Balls Head is a small headland reserve jutting into the north side of Port Jackson west of the Harbour Bridge (Sydney sheet, map No. SI 56-5 grid ref. 420818). It has preserved its bushland appearance and been comparatively little interfered with. Vegetation consists of a mixture of indigenous and introduced trees and shrubs; grassy areas are maintained for the benefit of picnickers. Bedrock is Hawkesbury sandstone, with frequent outcroppings, particularly where the headland slopes steeply down to the Harbour. These outcroppings are in the form of both smooth, steep-sided or flat slabs and the characteristically weathered small rock shelters typical of the Sydney area. Many of the slabs are decorated with Aboriginal rock engravings and axe-grinding grooves, and some of the shelters bear rock paintings and hand stencils (Campbell 1899: 14, 17; Miles 1964: 343). There is not a great deal of other Aboriginal occupation evidence apart from the site under consideration, and thin open shell middens which may be detected beneath some of the grassed-over areas.

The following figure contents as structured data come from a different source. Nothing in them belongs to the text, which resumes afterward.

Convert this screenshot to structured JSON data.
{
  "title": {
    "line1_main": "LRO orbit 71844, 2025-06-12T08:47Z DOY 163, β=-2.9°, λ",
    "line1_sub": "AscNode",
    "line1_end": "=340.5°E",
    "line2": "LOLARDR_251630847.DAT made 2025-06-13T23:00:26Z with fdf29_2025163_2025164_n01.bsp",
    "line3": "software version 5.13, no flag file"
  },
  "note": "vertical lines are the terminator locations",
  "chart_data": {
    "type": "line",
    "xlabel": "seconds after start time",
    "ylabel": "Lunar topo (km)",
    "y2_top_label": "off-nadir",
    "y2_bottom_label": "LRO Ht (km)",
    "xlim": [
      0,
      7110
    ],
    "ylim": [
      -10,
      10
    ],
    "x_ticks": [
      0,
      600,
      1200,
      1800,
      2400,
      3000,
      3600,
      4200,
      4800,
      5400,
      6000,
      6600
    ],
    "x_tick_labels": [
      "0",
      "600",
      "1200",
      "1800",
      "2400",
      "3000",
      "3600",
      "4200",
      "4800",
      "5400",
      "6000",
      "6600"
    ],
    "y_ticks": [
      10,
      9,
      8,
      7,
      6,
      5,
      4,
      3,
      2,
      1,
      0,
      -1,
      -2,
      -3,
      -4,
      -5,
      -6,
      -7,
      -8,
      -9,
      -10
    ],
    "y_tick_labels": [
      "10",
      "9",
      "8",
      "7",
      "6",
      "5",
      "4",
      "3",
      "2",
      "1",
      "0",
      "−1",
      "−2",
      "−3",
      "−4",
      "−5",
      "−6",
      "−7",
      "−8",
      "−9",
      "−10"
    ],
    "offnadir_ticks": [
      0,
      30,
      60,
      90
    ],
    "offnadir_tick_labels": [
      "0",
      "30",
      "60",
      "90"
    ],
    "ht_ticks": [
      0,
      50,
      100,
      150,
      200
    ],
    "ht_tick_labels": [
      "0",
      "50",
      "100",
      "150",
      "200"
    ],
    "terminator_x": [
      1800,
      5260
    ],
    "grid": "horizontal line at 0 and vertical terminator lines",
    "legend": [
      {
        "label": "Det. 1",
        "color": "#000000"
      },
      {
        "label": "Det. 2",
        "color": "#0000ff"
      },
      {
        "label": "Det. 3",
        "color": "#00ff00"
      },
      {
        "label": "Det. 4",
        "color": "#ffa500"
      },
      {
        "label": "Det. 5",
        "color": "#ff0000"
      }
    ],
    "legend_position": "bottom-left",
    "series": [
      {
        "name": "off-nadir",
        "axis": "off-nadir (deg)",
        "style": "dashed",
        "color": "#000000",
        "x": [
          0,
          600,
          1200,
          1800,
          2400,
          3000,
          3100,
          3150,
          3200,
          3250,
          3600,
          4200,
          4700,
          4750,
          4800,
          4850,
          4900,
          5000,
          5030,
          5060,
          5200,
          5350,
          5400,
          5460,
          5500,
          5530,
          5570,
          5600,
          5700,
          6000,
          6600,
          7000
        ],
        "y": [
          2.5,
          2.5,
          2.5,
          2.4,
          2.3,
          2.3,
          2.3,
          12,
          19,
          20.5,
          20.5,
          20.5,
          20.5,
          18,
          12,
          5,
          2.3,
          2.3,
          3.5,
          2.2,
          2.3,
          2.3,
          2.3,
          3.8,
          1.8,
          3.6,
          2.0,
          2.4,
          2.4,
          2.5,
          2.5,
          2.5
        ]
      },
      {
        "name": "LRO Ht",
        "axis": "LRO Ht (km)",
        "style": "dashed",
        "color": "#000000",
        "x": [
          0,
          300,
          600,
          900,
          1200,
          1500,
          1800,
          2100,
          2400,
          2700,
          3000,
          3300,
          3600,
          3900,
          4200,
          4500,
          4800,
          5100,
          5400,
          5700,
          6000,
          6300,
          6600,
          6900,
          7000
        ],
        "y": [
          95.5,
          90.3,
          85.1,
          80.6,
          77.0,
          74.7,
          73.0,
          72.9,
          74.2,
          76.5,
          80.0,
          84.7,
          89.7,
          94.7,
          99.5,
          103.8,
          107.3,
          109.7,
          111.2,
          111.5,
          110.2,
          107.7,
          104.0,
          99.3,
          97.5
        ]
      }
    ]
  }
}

The rock shelter forming the subject of this paper is approximately 65 feet above mean water-level, of a north-easterly aspect (plate 17). I t is not large: about 35 feet long, 7 feet from the drip-line to the back wall of the shelter, and 6 feet from ground surface to underside of overhang are its maximum dimensions (figs 1 and 2). Occupational deposit stretches from the back of the shelter, out beyond the drip-line for about IO feet, where it then begins sloping downwards in a steep talus. There are faint hand stencils on the rear wall of the shelter and the roof is blackened, perhaps from the fires of the original occupants. The deposit consists of compacted shell midden, looser disturbed material, and less compacted midden. Its maximum depth is 2 feet 9 inches.